Like many others, Benjamin E. Berkman, JD, MPH, became aware of the Golden State Killer case—and the recent suspect arrest made in it—thanks to the true crime enthusiast in his life. He said his wife first informed him that the serial rapist and killer’s identity may have been discovered through an online genealogy database.
He remembers asking “Hold on, where did they get this data, did they have permission to use this data, how did they use it?” At first, Berkman told Healthcare Analytics News™, the coverage of the finding was “excited” and “breathless,” but skeptical voices quickly emerged.
>>>READ: AI's Ethical Concerns Go Beyond Data Security and Quality
The National Institutes of Health (NIH) bioethicist joined in that skepticism, teaming with colleagues Wynter K. Miller, JD, and Christine Grady, RN, PhD, to pen an Annals of Internal Medicine commentary that explores the ethics of using online genealogy tools to solve crimes.
The man suspected of terrorizing California communities for decades was pinpointed when comparable DNA—that of a relative—popped up in the database of a small genetics analysis firm called GEDmatch. After the fact, GEDmatch issued a privacy statement to those whose information resided in their system. Berkman thinks that companies which collect and store genealogy information should make people aware of the possibility before they submit their DNA, rather than after.
“It’s much worse to hide the ball and have people be surprised than it is to be clear and transparent, up front, in a way that lets people understand and internalize that their data might be used in this way,” he said. “I think it’s important enough that it should have its own discreet section so that people can really focus on it.”
The NIH trio raise a number of salient points and questions throughout their commentary. For instance, although many firms highlight the fact that people’s data might be used in research, there’s a clear distinction between that and forensics. Some people might not be comfortable with contributing to their cousin’s arrest.

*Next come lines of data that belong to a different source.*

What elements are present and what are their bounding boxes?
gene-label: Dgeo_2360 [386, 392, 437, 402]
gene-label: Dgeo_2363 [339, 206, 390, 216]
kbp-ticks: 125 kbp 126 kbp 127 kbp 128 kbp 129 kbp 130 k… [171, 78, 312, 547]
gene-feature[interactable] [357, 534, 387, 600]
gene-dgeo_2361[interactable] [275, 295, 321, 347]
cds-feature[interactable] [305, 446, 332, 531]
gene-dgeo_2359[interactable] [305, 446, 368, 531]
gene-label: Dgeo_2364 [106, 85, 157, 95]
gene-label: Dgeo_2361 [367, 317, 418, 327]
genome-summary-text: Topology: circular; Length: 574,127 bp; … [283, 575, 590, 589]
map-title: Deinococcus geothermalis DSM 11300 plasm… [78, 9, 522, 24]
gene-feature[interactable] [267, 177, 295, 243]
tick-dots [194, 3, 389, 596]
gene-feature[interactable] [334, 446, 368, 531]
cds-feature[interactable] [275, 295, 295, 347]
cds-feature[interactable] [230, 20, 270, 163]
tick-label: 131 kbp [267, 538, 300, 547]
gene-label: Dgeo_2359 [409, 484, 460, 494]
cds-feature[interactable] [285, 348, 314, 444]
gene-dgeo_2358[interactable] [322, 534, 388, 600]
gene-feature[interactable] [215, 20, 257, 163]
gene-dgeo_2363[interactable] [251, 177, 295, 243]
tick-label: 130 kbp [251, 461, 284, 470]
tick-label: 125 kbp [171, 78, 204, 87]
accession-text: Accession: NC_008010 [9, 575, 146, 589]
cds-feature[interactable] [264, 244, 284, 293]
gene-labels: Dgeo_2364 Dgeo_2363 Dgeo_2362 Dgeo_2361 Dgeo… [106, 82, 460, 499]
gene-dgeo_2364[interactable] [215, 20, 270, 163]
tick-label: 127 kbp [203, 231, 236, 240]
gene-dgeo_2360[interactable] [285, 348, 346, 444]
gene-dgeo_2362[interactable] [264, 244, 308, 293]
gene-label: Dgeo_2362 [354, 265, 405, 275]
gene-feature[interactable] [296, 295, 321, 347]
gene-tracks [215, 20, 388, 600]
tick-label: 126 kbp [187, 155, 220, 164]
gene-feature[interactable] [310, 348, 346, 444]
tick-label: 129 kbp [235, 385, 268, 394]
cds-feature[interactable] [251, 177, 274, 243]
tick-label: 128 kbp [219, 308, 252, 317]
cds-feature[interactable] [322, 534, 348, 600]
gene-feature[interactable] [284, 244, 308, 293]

There’s also matters of sheer legality in evidence collection. The commentary raises “the abandonment doctrine,” or the idea that one abdicates a “reasonable expectation of privacy” when something is discarded (like a cigarette butt or a glass of water, from which DNA can be extracted). Does genealogical information in a database constitute abandoned evidence?
Berkman says that, by most legal definitions, it seems to.
“Whether that’s good social policy is a completely different question, but legally people shouldn’t have that expectation of privacy, because the law seems to be clearly going in a way that we think wouldn’t protect these data from police use,” he said.
There’s other matters that elbow into this scenario: Employment discrimination based on genetics (which they say there isn’t yet evidence of) but also criminal discrimination or profiling as a result of genealogy (which there might be examples of). For the latter, they point to a case in Germany, in which a contaminated swab led authorities to incorrectly target Romani individuals as suspects for a decade.
Those justice issues, in Berkman’s mind, are more concerning than the informed consent question: Asking or forcing companies to make consumers aware of the potential investigative use of their data is one thing, but removing human error and biases is far more difficult. The authors suggest that those concerns might raise the need to limit the use of genealogy data down to only cold cases where all other investigative avenues have failed.
“I think this is an interesting technique, and I am not at all interested in shooting it down, I just want people to have a conversation about the tradeoffs,” Berkman said. “And maybe we as a society are okay with the potential ramifications. Like with any new technology, let’s be conscious and deliberate before rushing headlong into it.”